Jezus geneest een verlamde man
1Toen Jezus enkele dagen later weer in Kafarnaüm was, werd bekend dat hij thuis was. 2Er stroomden zoveel mensen toe dat er nergens plaats meer was, zelfs niet voor de deur. En Jezus sprak met hen over de boodschap van God.
3Er kwamen mensen aan die een verlamde bij zich hadden. Met z’n vieren droegen ze hem. 4Omdat er zoveel mensen waren, konden ze niet bij Jezus komen. Daarom namen ze boven de plek waar hij zat, de dakbedekking weg en toen ze een opening gemaakt hadden, lieten ze de verlamde man op zijn draagbed naar beneden zakken. 5Bij het zien van hun geloof zei Jezus tegen de verlamde: ‘Mijn zoon, uw zonden worden u vergeven.’
6Nu zaten er ook een paar schriftgeleerden, 7en die vroegen zich af: ‘Hoe durft hij dat te zeggen? Hij lastert God! Want alleen God kan zonden vergeven!’ 8Jezus begreep onmiddellijk wat zij dachten en hij zei: ‘Waarom denkt u dat bij uzelf? 9Wat is eenvoudiger?
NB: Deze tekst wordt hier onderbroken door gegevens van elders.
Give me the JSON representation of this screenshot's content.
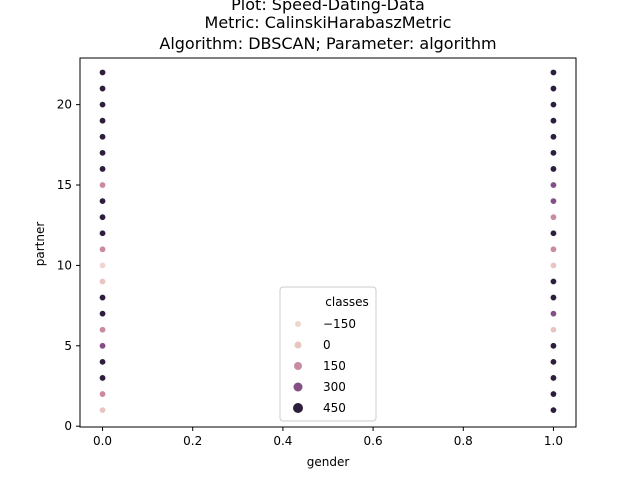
{
  "chart_data": {
    "type": "scatter",
    "title_lines": [
      "Plot: Speed-Dating-Data",
      "Metric: CalinskiHarabaszMetric",
      "Algorithm: DBSCAN; Parameter: algorithm"
    ],
    "xlabel": "gender",
    "ylabel": "partner",
    "xlim": [
      -0.05,
      1.05
    ],
    "ylim": [
      -0.05,
      22.9
    ],
    "xticks": [
      0.0,
      0.2,
      0.4,
      0.6,
      0.8,
      1.0
    ],
    "xtick_labels": [
      "0.0",
      "0.2",
      "0.4",
      "0.6",
      "0.8",
      "1.0"
    ],
    "yticks": [
      0,
      5,
      10,
      15,
      20
    ],
    "ytick_labels": [
      "0",
      "5",
      "10",
      "15",
      "20"
    ],
    "grid": false,
    "legend": {
      "title": "classes",
      "placement": "lower-center",
      "entries": [
        {
          "label": "−150",
          "value": -150
        },
        {
          "label": "0",
          "value": 0
        },
        {
          "label": "150",
          "value": 150
        },
        {
          "label": "300",
          "value": 300
        },
        {
          "label": "450",
          "value": 450
        }
      ]
    },
    "hue": {
      "var": "classes",
      "min": -150,
      "max": 450,
      "colors": [
        "#efd5d0",
        "#e8c5c0",
        "#c98aa3",
        "#834f85",
        "#2d1e3e"
      ]
    },
    "series": [
      {
        "points": [
          {
            "x": 0,
            "y": 1,
            "c": 0
          },
          {
            "x": 0,
            "y": 2,
            "c": 150
          },
          {
            "x": 0,
            "y": 3,
            "c": 450
          },
          {
            "x": 0,
            "y": 4,
            "c": 450
          },
          {
            "x": 0,
            "y": 5,
            "c": 300
          },
          {
            "x": 0,
            "y": 6,
            "c": 150
          },
          {
            "x": 0,
            "y": 7,
            "c": 450
          },
          {
            "x": 0,
            "y": 8,
            "c": 450
          },
          {
            "x": 0,
            "y": 9,
            "c": 0
          },
          {
            "x": 0,
            "y": 10,
            "c": -150
          },
          {
            "x": 0,
            "y": 11,
            "c": 150
          },
          {
            "x": 0,
            "y": 12,
            "c": 450
          },
          {
            "x": 0,
            "y": 13,
            "c": 450
          },
          {
            "x": 0,
            "y": 14,
            "c": 450
          },
          {
            "x": 0,
            "y": 15,
            "c": 150
          },
          {
            "x": 0,
            "y": 16,
            "c": 450
          },
          {
            "x": 0,
            "y": 17,
            "c": 450
          },
          {
            "x": 0,
            "y": 18,
            "c": 450
          },
          {
            "x": 0,
            "y": 19,
            "c": 450
          },
          {
            "x": 0,
            "y": 20,
            "c": 450
          },
          {
            "x": 0,
            "y": 21,
            "c": 450
          },
          {
            "x": 0,
            "y": 22,
            "c": 450
          },
          {
            "x": 1,
            "y": 1,
            "c": 450
          },
          {
            "x": 1,
            "y": 2,
            "c": 450
          },
          {
            "x": 1,
            "y": 3,
            "c": 450
          },
          {
            "x": 1,
            "y": 4,
            "c": 450
          },
          {
            "x": 1,
            "y": 5,
            "c": 450
          },
          {
            "x": 1,
            "y": 6,
            "c": 0
          },
          {
            "x": 1,
            "y": 7,
            "c": 300
          },
          {
            "x": 1,
            "y": 8,
            "c": 450
          },
          {
            "x": 1,
            "y": 9,
            "c": 450
          },
          {
            "x": 1,
            "y": 10,
            "c": 0
          },
          {
            "x": 1,
            "y": 11,
            "c": 150
          },
          {
            "x": 1,
            "y": 12,
            "c": 450
          },
          {
            "x": 1,
            "y": 13,
            "c": 150
          },
          {
            "x": 1,
            "y": 14,
            "c": 300
          },
          {
            "x": 1,
            "y": 15,
            "c": 300
          },
          {
            "x": 1,
            "y": 16,
            "c": 450
          },
          {
            "x": 1,
            "y": 17,
            "c": 450
          },
          {
            "x": 1,
            "y": 18,
            "c": 450
          },
          {
            "x": 1,
            "y": 19,
            "c": 450
          },
          {
            "x": 1,
            "y": 20,
            "c": 450
          },
          {
            "x": 1,
            "y": 21,
            "c": 450
          },
          {
            "x": 1,
            "y": 22,
            "c": 450
          }
        ]
      }
    ]
  }
}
Tegen deze verlamde zeggen: Uw zonden worden u vergeven, of: Sta op, pak uw bed en loop? 10Ik zal u laten zien dat de Mensenzoon de macht heeft om hier op aarde zonden te vergeven.’ Toen richtte hij zich tot de verlamde: 11‘U zeg ik: sta op, pak uw bed en ga naar huis.’ 12Meteen stond hij op, pakte zijn bed en ging naar buiten. Iedereen kon het zien! De mensen waren buiten zichzelf, ze prezen God en zeiden: ‘Zoiets hebben we nog nooit gezien.’
Jezus roept Levi
13Hij ging naar buiten en liep weer langs het meer. De hele menigte ging naar hem toe en hij gaf hen onderricht. 14Onderweg zag hij Levi, de zoon van Alfeüs, bij het tolhuis zitten. Jezus zei tegen hem: ‘Volg mij.’ Levi stond op en volgde hem.
15Op een keer was Jezus te gast in Levi’s huis. Veel tollenaars en zondaars waren er samen met Jezus en zijn leerlingen aan tafel. Het waren er veel, het waren volgelingen van hem. 16Toen enkele schriftgeleerden die tot de Farizeeën behoorden, zagen dat hij at met zondaars en tollenaars, vroegen zij aan zijn leerlingen: ‘Waarom eet hij met tollenaars en zondaars?’ 17Jezus hoorde het en zei: ‘Gezonde mensen hebben geen dokter nodig, zieke wel. Ik ben niet gekomen om rechtvaardigen te roepen, maar zondaars.’
Vastentijd of feesttijd?
18De leerlingen van Johannes de Doper en de Farizeeën waren op een keer aan het vasten. Ze kwamen Jezus vragen: ‘Waarom vasten de leerlingen van Johannes en van de Farizeeën wel, maar die van u niet?’ 19Hij antwoordde: ‘Kunnen de gasten op een bruiloft vasten, terwijl de bruidegom bij hen is? Zolang zij de bruidegom bij zich hebben, kunnen zij niet vasten. 20Maar er komt een tijd dat de bruidegom van hen wordt weggehaald, en dan is het voor hen de tijd om te vasten.
21Niemand verstelt een oude jas met een lap die nog niet gekrompen is. Doet hij het wel, dan trekt die nieuwe lap de oude jas kapot, en de scheur wordt alleen maar groter. 22Ook doet niemand jonge wijn in oude wijnzakken. Doet hij het wel, dan scheurt de wijn de zakken kapot, en zowel de wijn als de zakken gaan verloren. Nee, jonge wijn hoort in nieuwe zakken!’
Jezus en de sabbat
23Op een sabbat liep Jezus door de korenvelden. Onderweg begonnen zijn leerlingen korenaren te plukken. 24‘Kijk eens wat ze doen!’ zeiden de Farizeeën tegen hem. ‘Dat mag niet op sabbat.’ 25‘Hebt u nooit gelezen,’ vroeg Jezus hun, ‘wat David deed toen hij en zijn mannen honger kregen en ze niets te eten hadden? 26Hij ging het huis van God binnen – Abjatar was toen de hogepriester – en at van de altaarbroden die alleen de priesters mogen eten. Bovendien gaf hij ze ook aan zijn mannen te eten.’ 27En Jezus besloot: ‘De sabbat is er voor de mens, de mens niet voor de sabbat. 28De Mensenzoon is dus ook meester over de sabbat.’